I live in a town of under 10,000, near me another town slightly larger has one of these flock things, on a rural road. It’s not on the flockme map.
On my iPhone 6 I could use the front camera at night to see the infrared glow from security cameras. Also IR remotes can be checked for functionality. Haven’t tried it on my iPhone X yet. Used to use developed but unexposed 35mm color film for IR filters.
Are we compiling the data anywhere? Would be cool to tie this to some software and start aggregating…
What a crappy headline IMO.
ALPR is a good thing.
In my country (and I guess much of the EU), private entities cannot monitor outside their own ‘fence’. (There is an exception for banks).
So all ALPRs are run by the police either on their vehicles or on intercity roads, typically motorways.
We also only have one police force, so no small town two-person sherifs departments with their own ideas of use.
How many ‘vans with stolen goods’ get caught I do not know, but a lot of uninsured, untaxed, uninspected and unlicensed vehicles and drivers are cought. So many, that when ALPRs first came into use, most offenders had to be ignored because of workload.
The good part for my daily life?
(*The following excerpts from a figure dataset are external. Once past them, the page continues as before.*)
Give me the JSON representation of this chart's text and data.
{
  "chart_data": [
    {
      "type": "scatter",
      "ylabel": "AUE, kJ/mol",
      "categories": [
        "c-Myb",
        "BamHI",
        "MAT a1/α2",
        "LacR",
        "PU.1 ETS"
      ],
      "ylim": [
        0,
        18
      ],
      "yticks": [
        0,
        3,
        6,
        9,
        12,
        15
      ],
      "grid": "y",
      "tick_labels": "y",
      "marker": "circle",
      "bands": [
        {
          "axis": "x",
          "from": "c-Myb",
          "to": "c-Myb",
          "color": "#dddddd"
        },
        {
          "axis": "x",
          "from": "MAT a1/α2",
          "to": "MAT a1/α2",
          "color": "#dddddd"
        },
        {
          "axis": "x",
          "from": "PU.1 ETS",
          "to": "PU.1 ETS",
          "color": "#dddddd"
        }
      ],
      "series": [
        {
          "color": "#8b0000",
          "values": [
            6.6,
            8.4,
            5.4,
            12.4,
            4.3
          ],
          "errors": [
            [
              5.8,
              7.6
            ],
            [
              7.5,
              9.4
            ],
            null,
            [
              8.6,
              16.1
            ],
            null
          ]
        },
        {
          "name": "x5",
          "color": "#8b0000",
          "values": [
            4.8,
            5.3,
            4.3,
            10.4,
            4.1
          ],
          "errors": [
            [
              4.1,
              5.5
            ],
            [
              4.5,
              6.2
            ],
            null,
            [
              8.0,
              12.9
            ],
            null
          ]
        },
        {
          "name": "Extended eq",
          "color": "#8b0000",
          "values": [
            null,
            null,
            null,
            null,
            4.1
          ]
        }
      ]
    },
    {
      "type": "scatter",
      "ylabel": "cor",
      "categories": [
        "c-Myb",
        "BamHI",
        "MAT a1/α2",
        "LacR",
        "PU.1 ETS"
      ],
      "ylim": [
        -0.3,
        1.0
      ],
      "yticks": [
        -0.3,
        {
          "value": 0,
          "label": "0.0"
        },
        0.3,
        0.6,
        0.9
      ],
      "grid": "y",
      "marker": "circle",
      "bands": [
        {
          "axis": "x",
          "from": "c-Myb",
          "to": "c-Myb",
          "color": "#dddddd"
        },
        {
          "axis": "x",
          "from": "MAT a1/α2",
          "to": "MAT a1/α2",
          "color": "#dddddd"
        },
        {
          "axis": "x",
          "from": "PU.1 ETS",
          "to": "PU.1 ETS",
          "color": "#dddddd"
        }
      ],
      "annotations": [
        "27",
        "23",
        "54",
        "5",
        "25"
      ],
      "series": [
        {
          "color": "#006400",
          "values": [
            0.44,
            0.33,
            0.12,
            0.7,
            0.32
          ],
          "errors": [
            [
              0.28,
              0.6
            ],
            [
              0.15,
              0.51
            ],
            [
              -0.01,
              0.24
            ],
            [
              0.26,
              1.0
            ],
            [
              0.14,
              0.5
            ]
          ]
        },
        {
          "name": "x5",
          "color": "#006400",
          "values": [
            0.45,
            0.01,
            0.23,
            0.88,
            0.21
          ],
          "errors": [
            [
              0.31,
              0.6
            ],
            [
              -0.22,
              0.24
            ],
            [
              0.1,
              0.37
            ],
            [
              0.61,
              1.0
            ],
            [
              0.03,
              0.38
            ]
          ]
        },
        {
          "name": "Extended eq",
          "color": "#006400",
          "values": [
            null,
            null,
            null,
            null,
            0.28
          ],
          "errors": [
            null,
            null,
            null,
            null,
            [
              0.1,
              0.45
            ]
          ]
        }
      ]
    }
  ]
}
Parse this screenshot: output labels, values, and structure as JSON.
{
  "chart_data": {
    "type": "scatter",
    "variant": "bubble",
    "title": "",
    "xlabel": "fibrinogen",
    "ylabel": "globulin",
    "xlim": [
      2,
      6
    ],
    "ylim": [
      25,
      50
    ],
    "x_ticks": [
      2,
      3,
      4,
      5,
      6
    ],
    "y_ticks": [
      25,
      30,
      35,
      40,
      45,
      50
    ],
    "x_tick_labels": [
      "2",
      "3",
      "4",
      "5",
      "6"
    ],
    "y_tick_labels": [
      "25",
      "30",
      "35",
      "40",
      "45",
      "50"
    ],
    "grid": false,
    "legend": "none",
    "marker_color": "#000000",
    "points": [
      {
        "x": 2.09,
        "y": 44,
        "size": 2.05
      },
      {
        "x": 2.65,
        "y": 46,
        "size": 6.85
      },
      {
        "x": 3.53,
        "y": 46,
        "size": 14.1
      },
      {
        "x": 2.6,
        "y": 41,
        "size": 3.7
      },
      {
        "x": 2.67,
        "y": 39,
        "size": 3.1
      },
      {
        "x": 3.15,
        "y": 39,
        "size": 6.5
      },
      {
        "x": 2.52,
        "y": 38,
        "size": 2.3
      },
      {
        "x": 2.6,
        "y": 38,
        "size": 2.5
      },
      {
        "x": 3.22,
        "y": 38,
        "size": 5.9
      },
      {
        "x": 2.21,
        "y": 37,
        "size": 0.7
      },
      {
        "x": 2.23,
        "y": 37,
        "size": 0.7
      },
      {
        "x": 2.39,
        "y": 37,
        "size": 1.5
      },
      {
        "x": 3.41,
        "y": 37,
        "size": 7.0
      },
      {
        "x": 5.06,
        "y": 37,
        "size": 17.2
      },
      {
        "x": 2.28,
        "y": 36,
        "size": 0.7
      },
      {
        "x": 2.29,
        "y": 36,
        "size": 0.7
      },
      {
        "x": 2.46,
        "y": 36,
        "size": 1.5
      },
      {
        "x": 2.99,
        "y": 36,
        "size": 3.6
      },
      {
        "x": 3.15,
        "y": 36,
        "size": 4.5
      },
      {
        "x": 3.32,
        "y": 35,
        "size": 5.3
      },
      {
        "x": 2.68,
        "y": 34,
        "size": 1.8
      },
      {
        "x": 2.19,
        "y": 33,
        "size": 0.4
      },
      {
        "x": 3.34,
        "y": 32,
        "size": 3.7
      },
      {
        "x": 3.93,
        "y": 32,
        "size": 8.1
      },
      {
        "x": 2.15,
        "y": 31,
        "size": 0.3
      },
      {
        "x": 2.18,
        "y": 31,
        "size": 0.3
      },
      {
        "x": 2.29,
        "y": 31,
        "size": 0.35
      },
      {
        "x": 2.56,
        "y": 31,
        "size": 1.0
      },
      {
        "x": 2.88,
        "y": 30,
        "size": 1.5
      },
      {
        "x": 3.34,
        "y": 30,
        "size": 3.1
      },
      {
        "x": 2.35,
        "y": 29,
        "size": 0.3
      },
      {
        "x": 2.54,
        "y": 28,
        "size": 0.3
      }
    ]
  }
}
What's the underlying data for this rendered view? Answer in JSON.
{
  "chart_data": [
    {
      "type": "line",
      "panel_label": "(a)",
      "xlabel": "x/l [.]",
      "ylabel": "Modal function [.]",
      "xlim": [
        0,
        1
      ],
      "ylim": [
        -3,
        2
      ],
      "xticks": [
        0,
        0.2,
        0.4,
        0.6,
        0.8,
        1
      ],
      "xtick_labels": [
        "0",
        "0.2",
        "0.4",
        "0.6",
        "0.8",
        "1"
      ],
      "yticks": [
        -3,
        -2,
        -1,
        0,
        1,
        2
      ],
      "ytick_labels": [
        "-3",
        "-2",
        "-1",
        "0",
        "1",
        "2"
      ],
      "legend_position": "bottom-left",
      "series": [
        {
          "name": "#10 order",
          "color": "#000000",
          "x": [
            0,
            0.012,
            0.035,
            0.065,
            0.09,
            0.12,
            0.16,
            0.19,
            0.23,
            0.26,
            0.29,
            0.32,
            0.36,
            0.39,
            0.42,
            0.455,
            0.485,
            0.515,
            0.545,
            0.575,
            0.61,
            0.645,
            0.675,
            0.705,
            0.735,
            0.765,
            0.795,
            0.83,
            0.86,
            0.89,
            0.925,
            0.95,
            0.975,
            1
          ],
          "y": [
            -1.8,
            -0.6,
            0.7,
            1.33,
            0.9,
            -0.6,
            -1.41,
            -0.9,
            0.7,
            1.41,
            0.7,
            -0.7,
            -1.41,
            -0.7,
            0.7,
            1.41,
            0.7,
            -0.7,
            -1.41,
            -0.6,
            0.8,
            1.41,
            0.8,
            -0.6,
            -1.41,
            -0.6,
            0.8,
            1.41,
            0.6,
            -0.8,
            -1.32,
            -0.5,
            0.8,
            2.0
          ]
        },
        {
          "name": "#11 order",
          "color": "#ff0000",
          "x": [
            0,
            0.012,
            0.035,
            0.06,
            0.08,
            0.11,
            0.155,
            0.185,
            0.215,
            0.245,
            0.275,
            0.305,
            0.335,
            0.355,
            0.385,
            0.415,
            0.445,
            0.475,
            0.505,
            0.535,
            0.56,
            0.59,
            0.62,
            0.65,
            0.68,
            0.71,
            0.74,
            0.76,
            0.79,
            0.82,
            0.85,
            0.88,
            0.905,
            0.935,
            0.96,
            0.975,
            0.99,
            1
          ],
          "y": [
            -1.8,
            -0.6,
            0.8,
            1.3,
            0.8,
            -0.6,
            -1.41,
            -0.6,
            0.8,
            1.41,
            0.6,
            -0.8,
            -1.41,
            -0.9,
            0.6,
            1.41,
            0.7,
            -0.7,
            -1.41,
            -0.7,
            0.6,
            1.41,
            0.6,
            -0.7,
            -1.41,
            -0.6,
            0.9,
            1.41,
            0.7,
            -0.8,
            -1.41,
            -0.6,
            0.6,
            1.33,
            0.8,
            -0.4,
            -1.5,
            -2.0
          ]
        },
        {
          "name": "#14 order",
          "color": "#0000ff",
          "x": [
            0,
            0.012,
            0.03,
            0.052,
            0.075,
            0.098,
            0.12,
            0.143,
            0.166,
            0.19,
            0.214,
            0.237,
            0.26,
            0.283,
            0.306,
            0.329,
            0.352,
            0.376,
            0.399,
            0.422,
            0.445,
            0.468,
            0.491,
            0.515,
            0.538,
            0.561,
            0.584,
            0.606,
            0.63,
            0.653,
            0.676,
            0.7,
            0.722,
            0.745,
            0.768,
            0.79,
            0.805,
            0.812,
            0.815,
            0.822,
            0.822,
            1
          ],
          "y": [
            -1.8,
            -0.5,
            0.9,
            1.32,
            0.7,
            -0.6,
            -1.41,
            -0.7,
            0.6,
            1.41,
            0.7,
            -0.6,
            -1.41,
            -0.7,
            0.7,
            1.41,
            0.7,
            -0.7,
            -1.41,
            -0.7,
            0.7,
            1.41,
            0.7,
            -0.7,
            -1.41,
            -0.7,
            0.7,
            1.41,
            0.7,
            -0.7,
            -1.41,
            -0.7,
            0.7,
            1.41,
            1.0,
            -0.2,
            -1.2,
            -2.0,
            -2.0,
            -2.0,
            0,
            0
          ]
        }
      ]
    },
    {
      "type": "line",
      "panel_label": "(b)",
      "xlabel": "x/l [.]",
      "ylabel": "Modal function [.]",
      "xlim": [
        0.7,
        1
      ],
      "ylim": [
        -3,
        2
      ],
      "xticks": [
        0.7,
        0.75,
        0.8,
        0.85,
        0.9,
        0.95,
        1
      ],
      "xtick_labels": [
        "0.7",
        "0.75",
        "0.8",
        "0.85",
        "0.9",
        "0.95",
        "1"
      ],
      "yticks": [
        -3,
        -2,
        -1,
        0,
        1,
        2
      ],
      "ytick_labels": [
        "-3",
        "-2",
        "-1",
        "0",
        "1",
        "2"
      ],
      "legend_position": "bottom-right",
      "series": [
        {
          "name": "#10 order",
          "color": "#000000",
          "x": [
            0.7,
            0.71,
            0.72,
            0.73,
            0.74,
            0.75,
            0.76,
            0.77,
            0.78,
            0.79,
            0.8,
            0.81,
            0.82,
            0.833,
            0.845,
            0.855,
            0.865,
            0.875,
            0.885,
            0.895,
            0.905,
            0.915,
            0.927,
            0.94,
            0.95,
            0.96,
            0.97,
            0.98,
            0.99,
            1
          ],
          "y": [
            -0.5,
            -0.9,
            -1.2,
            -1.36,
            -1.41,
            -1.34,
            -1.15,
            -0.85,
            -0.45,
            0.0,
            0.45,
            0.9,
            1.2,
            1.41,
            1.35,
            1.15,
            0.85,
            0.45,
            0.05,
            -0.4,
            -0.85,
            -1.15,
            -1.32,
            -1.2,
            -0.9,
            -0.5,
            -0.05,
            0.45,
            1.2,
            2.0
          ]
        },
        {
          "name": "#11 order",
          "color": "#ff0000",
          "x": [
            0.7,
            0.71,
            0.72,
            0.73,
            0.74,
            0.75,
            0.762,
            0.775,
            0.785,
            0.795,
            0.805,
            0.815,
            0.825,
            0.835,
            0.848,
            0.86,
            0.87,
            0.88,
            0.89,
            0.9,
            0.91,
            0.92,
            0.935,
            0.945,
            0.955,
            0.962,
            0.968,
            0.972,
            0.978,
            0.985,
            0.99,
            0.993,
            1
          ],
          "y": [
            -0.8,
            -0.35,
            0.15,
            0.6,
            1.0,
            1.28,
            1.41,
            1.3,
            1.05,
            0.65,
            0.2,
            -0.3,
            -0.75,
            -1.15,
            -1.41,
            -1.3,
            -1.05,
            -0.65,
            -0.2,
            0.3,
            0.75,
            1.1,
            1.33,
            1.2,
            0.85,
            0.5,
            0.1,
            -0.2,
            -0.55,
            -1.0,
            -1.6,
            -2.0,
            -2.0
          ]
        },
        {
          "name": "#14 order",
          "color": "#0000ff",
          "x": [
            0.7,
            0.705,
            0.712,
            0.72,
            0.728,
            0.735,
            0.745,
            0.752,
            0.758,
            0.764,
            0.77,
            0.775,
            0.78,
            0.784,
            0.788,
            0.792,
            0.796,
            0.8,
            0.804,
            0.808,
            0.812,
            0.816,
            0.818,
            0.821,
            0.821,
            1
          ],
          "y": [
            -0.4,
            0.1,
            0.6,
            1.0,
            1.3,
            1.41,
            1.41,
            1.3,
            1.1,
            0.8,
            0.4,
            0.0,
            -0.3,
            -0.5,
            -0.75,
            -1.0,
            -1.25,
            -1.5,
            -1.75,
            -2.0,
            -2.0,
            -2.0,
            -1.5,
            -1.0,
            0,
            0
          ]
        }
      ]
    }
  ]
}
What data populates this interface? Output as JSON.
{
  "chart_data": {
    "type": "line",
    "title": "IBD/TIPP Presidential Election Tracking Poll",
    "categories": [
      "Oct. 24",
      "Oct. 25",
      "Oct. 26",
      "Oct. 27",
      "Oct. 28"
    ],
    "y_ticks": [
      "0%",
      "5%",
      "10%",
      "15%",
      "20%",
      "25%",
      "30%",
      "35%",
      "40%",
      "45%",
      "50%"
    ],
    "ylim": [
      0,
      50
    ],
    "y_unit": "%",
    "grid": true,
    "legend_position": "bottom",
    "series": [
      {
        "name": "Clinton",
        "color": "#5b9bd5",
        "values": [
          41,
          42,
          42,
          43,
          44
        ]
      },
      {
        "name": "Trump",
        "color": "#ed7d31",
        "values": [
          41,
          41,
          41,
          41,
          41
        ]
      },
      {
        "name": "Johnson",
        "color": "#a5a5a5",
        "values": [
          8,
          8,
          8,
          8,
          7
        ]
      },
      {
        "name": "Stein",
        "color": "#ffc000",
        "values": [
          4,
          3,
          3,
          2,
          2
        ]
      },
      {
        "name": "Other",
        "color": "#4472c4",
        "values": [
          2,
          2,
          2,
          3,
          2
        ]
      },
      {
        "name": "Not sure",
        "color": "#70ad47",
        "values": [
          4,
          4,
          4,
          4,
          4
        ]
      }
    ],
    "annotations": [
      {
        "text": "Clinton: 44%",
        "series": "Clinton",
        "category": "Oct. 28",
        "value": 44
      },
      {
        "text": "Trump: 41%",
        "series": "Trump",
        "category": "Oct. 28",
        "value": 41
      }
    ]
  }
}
I do not get pulled and checked every month or so, as the police can concentrate on vehicles, that makes a ding in the police vehicle.
Omg! Uninsured, untaxed, uninspected, and unlicensed vehicles? That sounds terrifying!
https://en.wikipedia.org/wiki/List_of_countries_by_traffic-related_death_rate#List
Sort “Per 100,000 inhabitants”. Quick look at top 10, then scroll all the way to 111, USA.
Island countries and nanny states have few traffic deaths, USA has average traffic deaths. What am I supposed to be taking from this?
I guess EU are nanny states. You did notice USA is much worse than Russia, FFS?
Well, the US have orders of magnitudes more cars and drivers than Russia…
The problem is people have been dumbed down so much in this country. They no longer understand what freedom is much less the right to your privacy. Everybody is a Karen worried so much about what everybody else is up to! The Conservitives movement has spent the last 30 years scaring the hell out of everybody. So the could install their police state. People willingly give up their freedom for this promised protection from these Ghost criminals. Who are waiting on every street corner. To rape murder and make your kids do drugs! Hell now the gov just blatantly putting troops on the streets! People are just fine with that! But hey there #1 and free!
Where is the high crime again, and who is in charge there?
As it is basically capturing Wifi / BT beacon and filtering on the MAC address, I don’t get why this could not be an application on a mobile phone but needs a dedicated hardware ?
In the Portland area, the flock cameras are only at all the home depots. Weird.